Wednesday 27 February 2013

LIE OF “DECLINING JEWISH POPULATION” EXPOSED BY DRAMATIC GROWTH IN NYC


The Jewish Supremacist claim that Jews are “marrying out” and will “vanish due to assimilation” in America have been exposed as lies once again with the news that the Orthodox Jewish population in New York City has grown so much that whole neighborhoods have been taken over.

According to an article in the Jewish Telegraphic Agency, the area around Park Avenue, Brooklyn, was for “decades” a “derelict corner of New York’s most populous borough” which “was the domain of dangerous street gangs and dilapidated industrial buildings. The name of its neighborhood, Bedford-Stuyvesant, was synonymous with urban decay and crime.

“But driven by the explosive growth of the Jewish population in neighboring Williamsburg, a stronghold of the Satmar hasidic sect, untold numbers of haredi Orthodox Jews recently have moved into the area, and now many consider it part of Jewish Williamsburg.

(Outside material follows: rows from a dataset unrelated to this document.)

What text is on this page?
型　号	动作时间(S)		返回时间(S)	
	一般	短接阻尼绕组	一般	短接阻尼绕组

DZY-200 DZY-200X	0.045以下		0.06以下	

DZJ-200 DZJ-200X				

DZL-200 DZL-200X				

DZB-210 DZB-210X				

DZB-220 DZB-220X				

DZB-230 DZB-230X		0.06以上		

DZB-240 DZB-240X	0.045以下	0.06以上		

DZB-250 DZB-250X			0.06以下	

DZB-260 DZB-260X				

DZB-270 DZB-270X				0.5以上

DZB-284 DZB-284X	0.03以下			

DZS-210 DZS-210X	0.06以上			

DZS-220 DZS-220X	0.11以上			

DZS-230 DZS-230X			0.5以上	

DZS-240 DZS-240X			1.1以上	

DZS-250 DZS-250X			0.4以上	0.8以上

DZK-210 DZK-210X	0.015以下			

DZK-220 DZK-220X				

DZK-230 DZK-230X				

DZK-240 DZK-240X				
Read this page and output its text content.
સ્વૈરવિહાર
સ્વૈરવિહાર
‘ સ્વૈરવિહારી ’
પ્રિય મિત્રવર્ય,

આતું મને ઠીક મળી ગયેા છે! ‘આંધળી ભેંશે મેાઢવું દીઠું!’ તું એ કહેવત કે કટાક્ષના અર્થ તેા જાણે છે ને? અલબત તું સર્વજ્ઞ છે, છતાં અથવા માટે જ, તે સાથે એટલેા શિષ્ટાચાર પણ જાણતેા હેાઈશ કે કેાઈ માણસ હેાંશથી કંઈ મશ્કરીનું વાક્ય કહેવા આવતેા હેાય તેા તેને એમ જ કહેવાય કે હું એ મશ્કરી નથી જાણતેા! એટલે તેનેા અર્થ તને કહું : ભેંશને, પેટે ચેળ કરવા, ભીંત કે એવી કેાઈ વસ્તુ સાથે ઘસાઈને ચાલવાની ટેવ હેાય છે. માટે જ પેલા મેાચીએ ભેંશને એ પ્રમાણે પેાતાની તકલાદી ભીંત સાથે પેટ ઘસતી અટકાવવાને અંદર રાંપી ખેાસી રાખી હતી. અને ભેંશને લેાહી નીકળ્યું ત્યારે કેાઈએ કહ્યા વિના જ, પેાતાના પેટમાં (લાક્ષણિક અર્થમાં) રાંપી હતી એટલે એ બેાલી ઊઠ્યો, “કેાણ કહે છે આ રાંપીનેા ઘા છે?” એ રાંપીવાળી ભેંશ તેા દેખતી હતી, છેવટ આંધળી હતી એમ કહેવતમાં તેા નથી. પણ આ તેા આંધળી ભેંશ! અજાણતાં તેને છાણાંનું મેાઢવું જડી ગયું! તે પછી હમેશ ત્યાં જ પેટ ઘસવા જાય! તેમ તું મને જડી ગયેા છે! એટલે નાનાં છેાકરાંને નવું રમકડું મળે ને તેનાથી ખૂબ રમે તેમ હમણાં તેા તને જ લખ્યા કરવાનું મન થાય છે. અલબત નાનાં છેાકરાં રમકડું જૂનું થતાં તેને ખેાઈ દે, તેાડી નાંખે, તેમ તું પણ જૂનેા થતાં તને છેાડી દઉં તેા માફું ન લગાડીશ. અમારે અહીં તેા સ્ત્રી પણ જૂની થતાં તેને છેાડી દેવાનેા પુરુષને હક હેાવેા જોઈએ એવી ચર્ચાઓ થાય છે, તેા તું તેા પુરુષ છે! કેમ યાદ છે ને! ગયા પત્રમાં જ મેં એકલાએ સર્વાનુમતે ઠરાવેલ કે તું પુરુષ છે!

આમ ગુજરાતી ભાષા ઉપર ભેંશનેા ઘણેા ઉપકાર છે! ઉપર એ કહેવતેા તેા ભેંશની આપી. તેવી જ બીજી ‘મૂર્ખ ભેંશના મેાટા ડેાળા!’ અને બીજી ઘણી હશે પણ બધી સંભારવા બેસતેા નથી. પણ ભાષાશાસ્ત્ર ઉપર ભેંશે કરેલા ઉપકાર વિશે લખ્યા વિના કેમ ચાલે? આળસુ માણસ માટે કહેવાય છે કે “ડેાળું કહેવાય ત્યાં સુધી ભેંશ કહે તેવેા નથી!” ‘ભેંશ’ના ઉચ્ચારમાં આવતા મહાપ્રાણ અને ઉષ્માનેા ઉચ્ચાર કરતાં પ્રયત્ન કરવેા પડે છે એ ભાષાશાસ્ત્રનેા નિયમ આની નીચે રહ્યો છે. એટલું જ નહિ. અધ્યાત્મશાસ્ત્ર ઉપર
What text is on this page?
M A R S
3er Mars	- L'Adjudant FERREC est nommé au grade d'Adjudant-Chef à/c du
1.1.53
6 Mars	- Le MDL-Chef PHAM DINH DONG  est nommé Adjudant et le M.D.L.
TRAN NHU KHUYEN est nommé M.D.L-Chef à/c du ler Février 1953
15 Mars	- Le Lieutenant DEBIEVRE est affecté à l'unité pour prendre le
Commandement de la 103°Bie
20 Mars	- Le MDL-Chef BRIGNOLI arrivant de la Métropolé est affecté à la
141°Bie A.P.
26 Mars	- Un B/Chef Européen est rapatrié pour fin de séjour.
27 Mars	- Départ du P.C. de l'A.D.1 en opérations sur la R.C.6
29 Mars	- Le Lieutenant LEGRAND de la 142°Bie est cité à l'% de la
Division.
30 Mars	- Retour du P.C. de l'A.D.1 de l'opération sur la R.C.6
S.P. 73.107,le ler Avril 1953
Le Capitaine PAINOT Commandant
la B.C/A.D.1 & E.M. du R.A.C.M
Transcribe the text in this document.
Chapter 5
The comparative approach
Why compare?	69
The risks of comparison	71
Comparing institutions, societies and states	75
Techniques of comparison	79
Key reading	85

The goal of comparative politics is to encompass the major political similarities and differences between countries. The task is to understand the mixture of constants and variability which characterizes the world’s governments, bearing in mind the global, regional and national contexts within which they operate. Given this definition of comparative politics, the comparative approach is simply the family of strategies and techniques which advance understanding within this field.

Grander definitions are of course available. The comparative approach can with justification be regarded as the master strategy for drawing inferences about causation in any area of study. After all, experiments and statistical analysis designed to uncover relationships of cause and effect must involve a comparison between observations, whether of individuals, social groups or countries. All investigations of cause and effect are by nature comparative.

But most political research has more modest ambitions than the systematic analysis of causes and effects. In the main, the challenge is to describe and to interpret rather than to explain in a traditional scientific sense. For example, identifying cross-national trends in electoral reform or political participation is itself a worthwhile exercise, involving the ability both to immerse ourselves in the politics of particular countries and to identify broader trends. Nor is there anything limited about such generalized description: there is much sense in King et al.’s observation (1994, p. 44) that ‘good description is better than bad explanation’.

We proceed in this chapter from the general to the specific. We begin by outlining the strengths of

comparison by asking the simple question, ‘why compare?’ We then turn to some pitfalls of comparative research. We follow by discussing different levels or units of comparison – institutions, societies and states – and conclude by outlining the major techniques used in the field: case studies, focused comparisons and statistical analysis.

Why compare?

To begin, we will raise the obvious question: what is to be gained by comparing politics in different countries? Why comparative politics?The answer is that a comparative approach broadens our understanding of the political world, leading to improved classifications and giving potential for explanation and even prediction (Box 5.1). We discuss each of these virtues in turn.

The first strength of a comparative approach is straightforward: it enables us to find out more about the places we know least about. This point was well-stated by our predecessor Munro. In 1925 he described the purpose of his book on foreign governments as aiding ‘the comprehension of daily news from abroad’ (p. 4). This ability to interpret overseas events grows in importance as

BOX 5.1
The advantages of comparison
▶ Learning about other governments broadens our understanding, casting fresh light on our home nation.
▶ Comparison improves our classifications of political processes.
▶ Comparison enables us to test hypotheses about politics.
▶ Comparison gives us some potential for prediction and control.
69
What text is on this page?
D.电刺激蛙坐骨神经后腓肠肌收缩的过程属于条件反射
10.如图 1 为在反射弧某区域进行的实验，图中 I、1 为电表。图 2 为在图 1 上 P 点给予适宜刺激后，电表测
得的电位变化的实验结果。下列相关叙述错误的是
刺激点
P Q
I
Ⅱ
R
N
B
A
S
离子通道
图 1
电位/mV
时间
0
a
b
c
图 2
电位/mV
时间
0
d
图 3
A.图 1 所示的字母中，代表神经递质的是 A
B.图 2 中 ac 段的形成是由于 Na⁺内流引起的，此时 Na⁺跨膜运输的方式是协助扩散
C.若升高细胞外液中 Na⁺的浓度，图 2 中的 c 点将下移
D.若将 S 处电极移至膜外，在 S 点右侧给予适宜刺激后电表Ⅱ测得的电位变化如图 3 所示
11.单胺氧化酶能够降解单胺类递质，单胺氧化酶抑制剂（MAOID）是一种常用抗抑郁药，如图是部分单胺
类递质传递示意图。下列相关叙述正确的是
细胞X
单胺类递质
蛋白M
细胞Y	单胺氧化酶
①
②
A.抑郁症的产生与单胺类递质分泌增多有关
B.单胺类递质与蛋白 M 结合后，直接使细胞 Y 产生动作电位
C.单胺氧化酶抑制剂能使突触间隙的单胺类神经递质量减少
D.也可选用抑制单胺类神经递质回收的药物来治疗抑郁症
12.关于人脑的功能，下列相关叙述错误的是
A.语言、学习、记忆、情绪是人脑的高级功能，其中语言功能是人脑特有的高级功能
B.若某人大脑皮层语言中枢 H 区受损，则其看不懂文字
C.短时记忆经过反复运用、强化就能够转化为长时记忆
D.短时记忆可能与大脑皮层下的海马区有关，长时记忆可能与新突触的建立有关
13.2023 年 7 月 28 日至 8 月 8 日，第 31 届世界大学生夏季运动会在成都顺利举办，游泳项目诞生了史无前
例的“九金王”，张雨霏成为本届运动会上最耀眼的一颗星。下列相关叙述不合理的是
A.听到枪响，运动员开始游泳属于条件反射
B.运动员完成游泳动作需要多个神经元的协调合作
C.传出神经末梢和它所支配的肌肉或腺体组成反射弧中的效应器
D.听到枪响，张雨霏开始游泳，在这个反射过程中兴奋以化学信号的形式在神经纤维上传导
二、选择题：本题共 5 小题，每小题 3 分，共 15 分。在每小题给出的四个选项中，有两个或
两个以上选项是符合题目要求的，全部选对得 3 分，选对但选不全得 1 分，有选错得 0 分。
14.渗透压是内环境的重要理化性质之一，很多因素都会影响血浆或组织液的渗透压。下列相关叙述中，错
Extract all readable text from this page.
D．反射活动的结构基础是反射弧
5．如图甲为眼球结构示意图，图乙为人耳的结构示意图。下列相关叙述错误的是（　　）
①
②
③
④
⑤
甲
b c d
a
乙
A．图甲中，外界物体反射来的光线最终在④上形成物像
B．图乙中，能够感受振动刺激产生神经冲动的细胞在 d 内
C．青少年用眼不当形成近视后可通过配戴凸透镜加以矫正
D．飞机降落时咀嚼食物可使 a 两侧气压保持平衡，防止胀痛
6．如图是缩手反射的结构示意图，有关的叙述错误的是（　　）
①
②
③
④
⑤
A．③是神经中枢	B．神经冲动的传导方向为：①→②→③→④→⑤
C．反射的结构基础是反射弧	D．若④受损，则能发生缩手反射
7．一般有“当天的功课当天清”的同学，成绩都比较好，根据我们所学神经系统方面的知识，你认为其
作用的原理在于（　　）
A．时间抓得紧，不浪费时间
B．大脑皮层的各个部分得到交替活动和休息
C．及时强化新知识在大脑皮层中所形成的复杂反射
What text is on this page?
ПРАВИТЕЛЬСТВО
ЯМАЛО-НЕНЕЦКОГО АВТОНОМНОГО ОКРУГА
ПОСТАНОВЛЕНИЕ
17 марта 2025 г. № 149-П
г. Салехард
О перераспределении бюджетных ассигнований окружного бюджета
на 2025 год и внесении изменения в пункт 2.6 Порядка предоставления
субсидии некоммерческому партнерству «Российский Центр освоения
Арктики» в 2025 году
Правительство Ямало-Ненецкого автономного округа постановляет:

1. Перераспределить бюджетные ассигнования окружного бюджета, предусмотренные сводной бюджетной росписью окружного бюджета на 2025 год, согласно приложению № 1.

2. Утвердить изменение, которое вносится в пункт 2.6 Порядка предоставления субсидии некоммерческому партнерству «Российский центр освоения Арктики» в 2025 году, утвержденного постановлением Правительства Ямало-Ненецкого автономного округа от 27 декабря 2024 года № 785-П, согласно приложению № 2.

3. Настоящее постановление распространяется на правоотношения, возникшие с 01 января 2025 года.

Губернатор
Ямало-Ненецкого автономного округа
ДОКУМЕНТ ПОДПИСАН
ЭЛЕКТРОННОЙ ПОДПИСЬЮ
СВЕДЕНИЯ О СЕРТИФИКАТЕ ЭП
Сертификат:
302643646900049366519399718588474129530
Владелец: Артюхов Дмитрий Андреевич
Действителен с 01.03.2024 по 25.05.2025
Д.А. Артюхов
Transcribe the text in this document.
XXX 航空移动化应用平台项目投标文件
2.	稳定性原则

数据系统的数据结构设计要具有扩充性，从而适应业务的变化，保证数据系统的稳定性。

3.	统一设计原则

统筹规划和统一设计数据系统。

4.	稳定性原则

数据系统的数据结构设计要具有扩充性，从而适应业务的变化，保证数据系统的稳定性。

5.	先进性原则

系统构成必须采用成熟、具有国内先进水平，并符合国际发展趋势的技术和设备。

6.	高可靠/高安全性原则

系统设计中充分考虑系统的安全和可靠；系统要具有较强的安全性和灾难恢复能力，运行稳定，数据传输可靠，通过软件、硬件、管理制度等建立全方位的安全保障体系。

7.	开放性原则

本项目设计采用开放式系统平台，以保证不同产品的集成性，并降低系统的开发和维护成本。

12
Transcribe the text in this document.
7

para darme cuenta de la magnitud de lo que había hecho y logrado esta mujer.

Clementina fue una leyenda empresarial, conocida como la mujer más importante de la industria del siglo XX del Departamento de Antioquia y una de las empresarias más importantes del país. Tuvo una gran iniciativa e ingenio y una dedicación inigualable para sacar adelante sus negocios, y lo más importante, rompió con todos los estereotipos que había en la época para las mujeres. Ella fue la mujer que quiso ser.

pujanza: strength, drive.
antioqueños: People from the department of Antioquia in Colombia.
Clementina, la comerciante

“Ten years ago there were no Jews living here,” said Moishe, a construction site manager of a large residential building who declined to give his last name. “Then they changed the zoning. Now it is going heavy.”

The changes in the neighborhood are among the consequences of the explosive growth of the Orthodox Jewish population in America’s most Jewish city. That growth is altering not just the composition of America’s largest Jewish community, but city neighborhoods, too.
A study released last month by the UJA-Federation of New York identified Williamsburg as home to the second-fastest Jewish population growth in New York City. About 74,500 Jews ~ mostly haredi Orthodox ~ lived there in 2011, up from 52,700 a decade earlier.

The fastest-growing Jewish neighborhood of the city was Borough Park, another haredi Orthodox stronghold in Brooklyn. More than 130,000 Jews lived there in 2011, up from 76,000 in 2001. Together, these two areas accounted for two-thirds of the 10 percent increase in the number of Jews living in New York City, Long Island and Westchester County between 2001 and 2011, according to the study.